In the paper, we capture the structural breaks via Data Generating Process with Fourier form, and the results in Table 2 show that the breaks are gradual. Here, we provide the result of Bai and Perron test (see Table 3) for comparison.

Table 3 Bai and Perron break test of relative real wage

The result of Bai and Perron break test is displayed in Table 3. According to Bai and Perron (1998)’s definition about statistics, Table 3 shows there are abrupt structural changes in the relative real wage for 12 out of 31 provinces. However, Table 2 in the paper shows there are gradual structural changes in the data for 29 provinces. That implies the data we used are better fitted by Ender and Lee’s model. To facilitate regional comparison, it also seems more proper to capture structural breaks with Fourier function in our study.

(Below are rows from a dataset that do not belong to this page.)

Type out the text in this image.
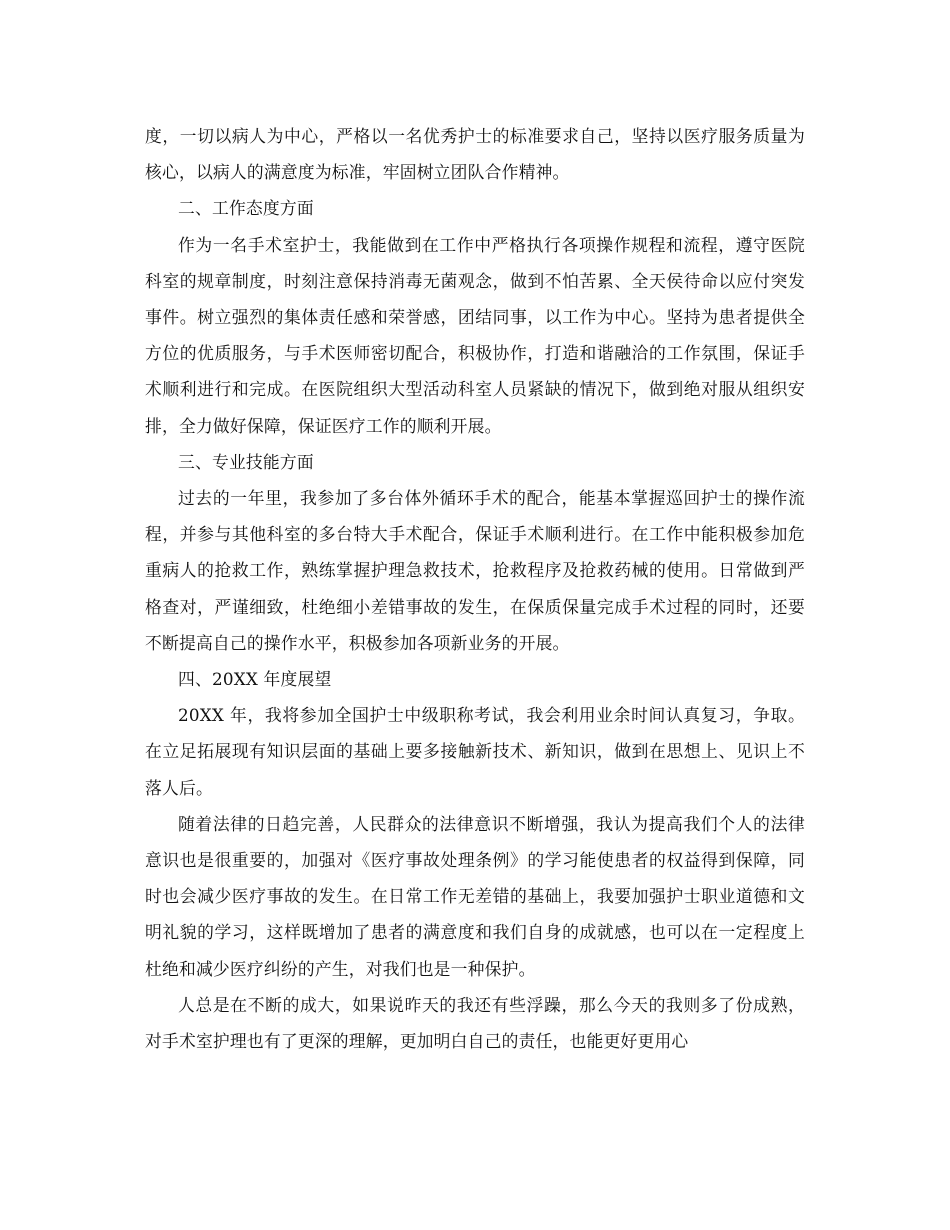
度，一切以病人为中心，严格以一名优秀护士的标准要求自己，坚持以医疗服务质量为核心，以病人的满意度为标准，牢固树立团队合作精神。

二、工作态度方面

作为一名手术室护士，我能做到在工作中严格执行各项操作规程和流程，遵守医院科室的规章制度，时刻注意保持消毒无菌观念，做到不怕苦累、全天侯待命以应付突发事件。树立强烈的集体责任感和荣誉感，团结同事，以工作为中心。坚持为患者提供全方位的优质服务，与手术医师密切配合，积极协作，打造和谐融洽的工作氛围，保证手术顺利进行和完成。在医院组织大型活动科室人员紧缺的情况下，做到绝对服从组织安排，全力做好保障，保证医疗工作的顺利开展。

三、专业技能方面

过去的一年里，我参加了多台体外循环手术的配合，能基本掌握巡回护士的操作流程，并参与其他科室的多台特大手术配合，保证手术顺利进行。在工作中能积极参加危重病人的抢救工作，熟练掌握护理急救技术，抢救程序及抢救药械的使用。日常做到严格查对，严谨细致，杜绝细小差错事故的发生，在保质保量完成手术过程的同时，还要不断提高自己的操作水平，积极参加各项新业务的开展。

四、20XX 年度展望

20XX 年，我将参加全国护士中级职称考试，我会利用业余时间认真复习，争取。在立足拓展现有知识层面的基础上要多接触新技术、新知识，做到在思想上、见识上不落人后。

随着法律的日趋完善，人民群众的法律意识不断增强，我认为提高我们个人的法律意识也是很重要的，加强对《医疗事故处理条例》的学习能使患者的权益得到保障，同时也会减少医疗事故的发生。在日常工作无差错的基础上，我要加强护士职业道德和文明礼貌的学习，这样既增加了患者的满意度和我们自身的成就感，也可以在一定程度上杜绝和减少医疗纠纷的产生，对我们也是一种保护。

人总是在不断的成大，如果说昨天的我还有些浮躁，那么今天的我则多了份成熟，对手术室护理也有了更深的理解，更加明白自己的责任，也能更好更用心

Besides, there might be size distortion in Bai and Perron test here. In the break test, it is important to select the value of \(\varepsilon \) first to avoid size distortion. Bai and Perron (1998) point out that: “ With a sample of \(T = 120, \varepsilon = 0.15\) should be enough for heterogeneity in the errors or the data. If serial correlation is allowed, \(\varepsilon = 0.20\) may be needed”. In other words, generally \(h\) should be 18 at least. In our case, we choose the biggest value (0.25) for \(\varepsilon \) and acquire the results in Table 3. As \(T=33\), the minimum length of a segment \(h\) only equals to 8, much smaller than the one recommended by Bai and Perron (1998, 2003). That implicates size distortion probably exists here and the result in Table 3 lacks robustness. However, there is not such restriction about sample size in Enders and Lee (2012) test.

Consequently, it seems more reasonable to capture structural changes in the data with Enders and Lee (2012)’s method.